Canadians reacted with horror and shame after ground-penetrating radar located the remains of 215 First Nations children in a mass unmarked grave on the grounds of the former Kamloops Indian Residential School in May. This horrific finding, which was repeated in Saskatchewan (near the former Marieval Indian Residential School, where 751 unmarked graves were found) and again in British Columbia (near the former St. Eugene’s Mission School, where 182 unmarked graves were found), touched off a massive outpouring of grief and anger among Indigenous groups and forced us to come to grips with our historical mistreatment of Indigenous children. It’s estimated that at least 150,000 First Nation, Inuit, and Métis children were forcibly removed from their families and placed in residential schools, which operated in Canada from the 17th century until the late 1990s. These government schools, which were run by religious organizations, were responsible for erasing any traces of Indigenous cultural, language and religious practices. On July 1, Prime Minister Justin Trudeau issued this plea to all Canadians: “This Canada Day, let’s recommit to learning from and listening to each other so we can break down the barriers that divide us, rectify the injustices of our past, and build a more fair and equitable society for everyone. Together, we will roll up our sleeves and do the hard work that is necessary to build a better Canada.”


August 2021: Trudeau’s Selfish Summer Election


On August 15, Prime Minister Trudeau visited Governor General Mary Simon requesting that she dissolve Parliament, paving the way for a Sept. 20 federal election. The election call, seen by Canadians as a cynical move calculated to shore up the Liberal Party’s minority government, was immediately dubbed as Trudeau’s “selfish summer election” by NDP Leader Jagmeet Singh. The snap election, which Trudeau tried to cast as a referendum on his government’s handling of the pandemic and its ability to lead the country into the post-pandemic era, was met with apathy by the voting public and, in the end, solved very little. The Liberals once again garnered fewer votes than the Conservative Party, under leader Erin O’Toole, but managed to return to Ottawa with another minority government. Trudeau’s failure to make any electoral gains in western Canada, which ultimately led to his failure to secure a majority government for the second-straight election, touched off a round of speculation about whether he would step aside as Liberal Leader and hand the reins over to Finance Minister Chrystia Freeland.
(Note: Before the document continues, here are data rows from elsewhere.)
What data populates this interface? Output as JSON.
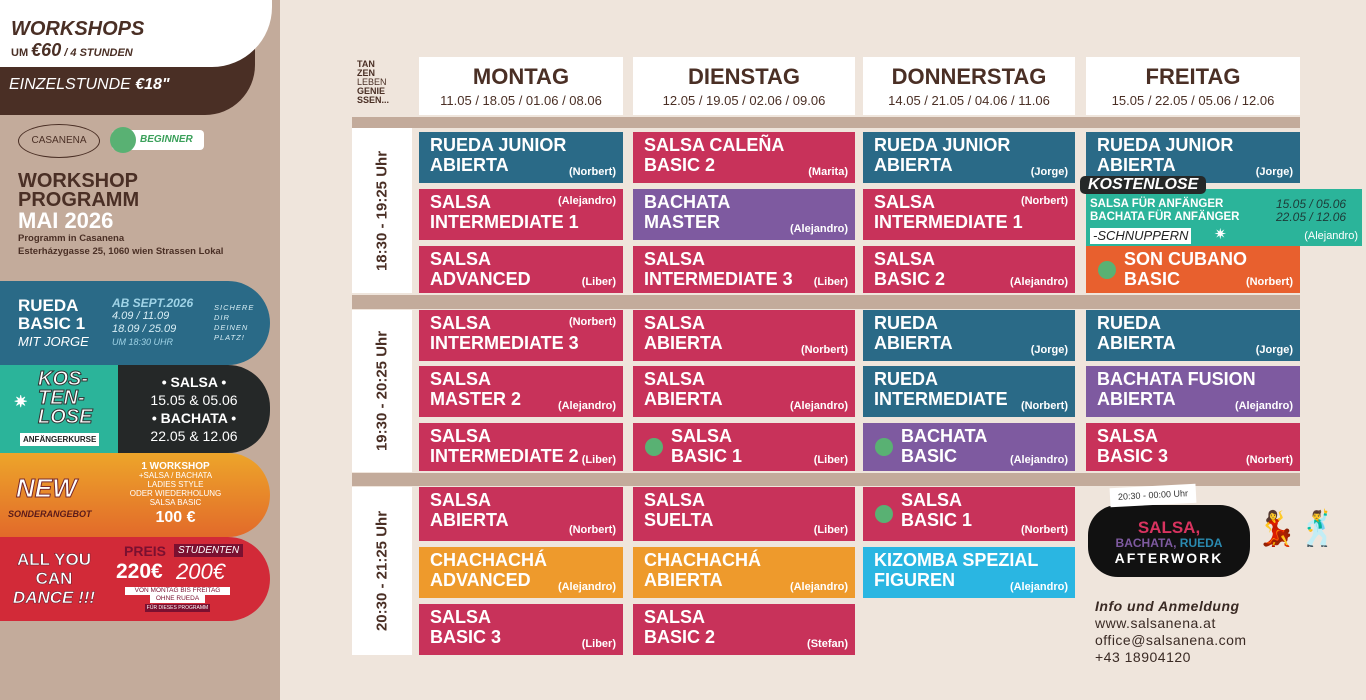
{
  "colors": {
    "blue": "#2a6a87",
    "crimson": "#c8325a",
    "purple": "#7e5aa0",
    "orange": "#ee9a2c",
    "cyan": "#2ab6e2",
    "red_orange": "#e8602e",
    "green_teal": "#2bb49a",
    "brown": "#4a2f25",
    "beginner_green": "#59b173"
  },
  "left": {
    "workshops": "WORKSHOPS",
    "um": "UM",
    "price": "€60",
    "per": "/ 4 STUNDEN",
    "einzel": "EINZELSTUNDE",
    "einzel_price": "€18\"",
    "logo": "CASANENA",
    "beginner": "BEGINNER",
    "prog1": "WORKSHOP",
    "prog2": "PROGRAMM",
    "prog3": "MAI 2026",
    "addr1": "Programm in Casanena",
    "addr2": "Esterházygasse 25, 1060 wien Strassen Lokal",
    "rueda": {
      "l1": "RUEDA",
      "l2": "BASIC 1",
      "l3": "MIT JORGE",
      "ab": "AB SEPT.2026",
      "d1": "4.09 / 11.09",
      "d2": "18.09 / 25.09",
      "time": "UM 18:30 UHR",
      "cta1": "SICHERE",
      "cta2": "DIR",
      "cta3": "DEINEN",
      "cta4": "PLATZ!"
    },
    "kost": {
      "k1": "KOS-",
      "k2": "TEN-",
      "k3": "LOSE",
      "sub": "ANFÄNGERKURSE",
      "s1": "• SALSA •",
      "s2": "15.05 & 05.06",
      "s3": "• BACHATA •",
      "s4": "22.05 & 12.06"
    },
    "neww": {
      "new": "NEW",
      "sub": "SONDERANGEBOT",
      "w1": "1 WORKSHOP",
      "w2": "+SALSA / BACHATA",
      "w3": "LADIES STYLE",
      "w4": "ODER WIEDERHOLUNG",
      "w5": "SALSA BASIC",
      "price": "100 €"
    },
    "ayc": {
      "a1": "ALL YOU",
      "a2": "CAN",
      "a3": "DANCE !!!",
      "preis": "PREIS",
      "p1": "220€",
      "stud": "STUDENTEN",
      "p2": "200€",
      "n1": "VON MONTAG BIS FREITAG",
      "n2": "OHNE RUEDA",
      "n3": "FÜR DIESES PROGRAMM"
    }
  },
  "slogan": [
    "TAN",
    "ZEN",
    "LEBEN",
    "GENIE",
    "SSEN..."
  ],
  "days": [
    {
      "name": "MONTAG",
      "dates": "11.05 / 18.05 / 01.06 / 08.06"
    },
    {
      "name": "DIENSTAG",
      "dates": "12.05 / 19.05 / 02.06 / 09.06"
    },
    {
      "name": "DONNERSTAG",
      "dates": "14.05 / 21.05 / 04.06 / 11.06"
    },
    {
      "name": "FREITAG",
      "dates": "15.05 / 22.05 / 05.06 / 12.06"
    }
  ],
  "times": [
    "18:30 - 19:25 Uhr",
    "19:30 - 20:25 Uhr",
    "20:30 - 21:25 Uhr"
  ],
  "schedule": [
    [
      {
        "l1": "RUEDA JUNIOR",
        "l2": "ABIERTA",
        "teacher": "(Norbert)",
        "color": "blue"
      },
      {
        "l1": "SALSA",
        "l2": "INTERMEDIATE 1",
        "teacher": "(Alejandro)",
        "color": "crimson"
      },
      {
        "l1": "SALSA",
        "l2": "ADVANCED",
        "teacher": "(Liber)",
        "color": "crimson"
      },
      {
        "l1": "SALSA",
        "l2": "INTERMEDIATE 3",
        "teacher": "(Norbert)",
        "color": "crimson"
      },
      {
        "l1": "SALSA",
        "l2": "MASTER 2",
        "teacher": "(Alejandro)",
        "color": "crimson"
      },
      {
        "l1": "SALSA",
        "l2": "INTERMEDIATE 2",
        "teacher": "(Liber)",
        "color": "crimson"
      },
      {
        "l1": "SALSA",
        "l2": "ABIERTA",
        "teacher": "(Norbert)",
        "color": "crimson"
      },
      {
        "l1": "CHACHACHÁ",
        "l2": "ADVANCED",
        "teacher": "(Alejandro)",
        "color": "orange"
      },
      {
        "l1": "SALSA",
        "l2": "BASIC 3",
        "teacher": "(Liber)",
        "color": "crimson"
      }
    ],
    [
      {
        "l1": "SALSA CALEÑA",
        "l2": "BASIC 2",
        "teacher": "(Marita)",
        "color": "crimson"
      },
      {
        "l1": "BACHATA",
        "l2": "MASTER",
        "teacher": "(Alejandro)",
        "color": "purple"
      },
      {
        "l1": "SALSA",
        "l2": "INTERMEDIATE 3",
        "teacher": "(Liber)",
        "color": "crimson"
      },
      {
        "l1": "SALSA",
        "l2": "ABIERTA",
        "teacher": "(Norbert)",
        "color": "crimson"
      },
      {
        "l1": "SALSA",
        "l2": "ABIERTA",
        "teacher": "(Alejandro)",
        "color": "crimson"
      },
      {
        "l1": "SALSA",
        "l2": "BASIC 1",
        "teacher": "(Liber)",
        "color": "crimson",
        "beginner": true
      },
      {
        "l1": "SALSA",
        "l2": "SUELTA",
        "teacher": "(Liber)",
        "color": "crimson"
      },
      {
        "l1": "CHACHACHÁ",
        "l2": "ABIERTA",
        "teacher": "(Alejandro)",
        "color": "orange"
      },
      {
        "l1": "SALSA",
        "l2": "BASIC 2",
        "teacher": "(Stefan)",
        "color": "crimson"
      }
    ],
    [
      {
        "l1": "RUEDA JUNIOR",
        "l2": "ABIERTA",
        "teacher": "(Jorge)",
        "color": "blue"
      },
      {
        "l1": "SALSA",
        "l2": "INTERMEDIATE 1",
        "teacher": "(Norbert)",
        "color": "crimson"
      },
      {
        "l1": "SALSA",
        "l2": "BASIC 2",
        "teacher": "(Alejandro)",
        "color": "crimson"
      },
      {
        "l1": "RUEDA",
        "l2": "ABIERTA",
        "teacher": "(Jorge)",
        "color": "blue"
      },
      {
        "l1": "RUEDA",
        "l2": "INTERMEDIATE",
        "teacher": "(Norbert)",
        "color": "blue"
      },
      {
        "l1": "BACHATA",
        "l2": "BASIC",
        "teacher": "(Alejandro)",
        "color": "purple",
        "beginner": true
      },
      {
        "l1": "SALSA",
        "l2": "BASIC 1",
        "teacher": "(Norbert)",
        "color": "crimson",
        "beginner": true
      },
      {
        "l1": "KIZOMBA SPEZIAL",
        "l2": "FIGUREN",
        "teacher": "(Alejandro)",
        "color": "cyan"
      },
      null
    ],
    [
      {
        "l1": "RUEDA JUNIOR",
        "l2": "ABIERTA",
        "teacher": "(Jorge)",
        "color": "blue"
      },
      null,
      {
        "l1": "SON CUBANO",
        "l2": "BASIC",
        "teacher": "(Norbert)",
        "color": "red_orange",
        "beginner": true
      },
      {
        "l1": "RUEDA",
        "l2": "ABIERTA",
        "teacher": "(Jorge)",
        "color": "blue"
      },
      {
        "l1": "BACHATA FUSION",
        "l2": "ABIERTA",
        "teacher": "(Alejandro)",
        "color": "purple"
      },
      {
        "l1": "SALSA",
        "l2": "BASIC 3",
        "teacher": "(Norbert)",
        "color": "crimson"
      },
      null,
      null,
      null
    ]
  ],
  "free_trial": {
    "badge": "KOSTENLOSE",
    "l1": "SALSA FÜR ANFÄNGER",
    "l2": "BACHATA FÜR ANFÄNGER",
    "d1": "15.05 / 05.06",
    "d2": "22.05 / 12.06",
    "tag": "-SCHNUPPERN",
    "teacher": "(Alejandro)"
  },
  "afterwork": {
    "time": "20:30 - 00:00 Uhr",
    "l1": "SALSA,",
    "l2a": "BACHATA,",
    "l2b": "RUEDA",
    "l3": "AFTERWORK"
  },
  "contact": {
    "title": "Info und Anmeldung",
    "web": "www.salsanena.at",
    "mail": "office@salsanena.com",
    "phone": "+43 18904120"
  }
}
September 2021: The Two Michaels Return Home


Michael Spavor and Michael Kovrig returned to Canada after being jailed by Chinese authorities for nearly three years. The “Two Michaels” were taken into custody by Chinese police in December 2018 in what was a blatant retaliation for Canada’s role in the extradition proceedings against Huawei executive Meng Wanzhou, who had been arrested by Canadian authorities on behalf of the U.S. The pair were detained in prison on trumped-up charges of spying on China and were finally released after 1,000 days once the U.S. agreed to halt its extradition proceedings against Meng, The ordeal the two men went through has changed relations between Canada and China forever, where financial ties between the two countries will no longer take a back seat to human rights. This culminated in Conservative Leader Erin O’Toole recently calling for a full boycott of the Beijing Winter Olympics, which are set to open on Feb. 4, 2022.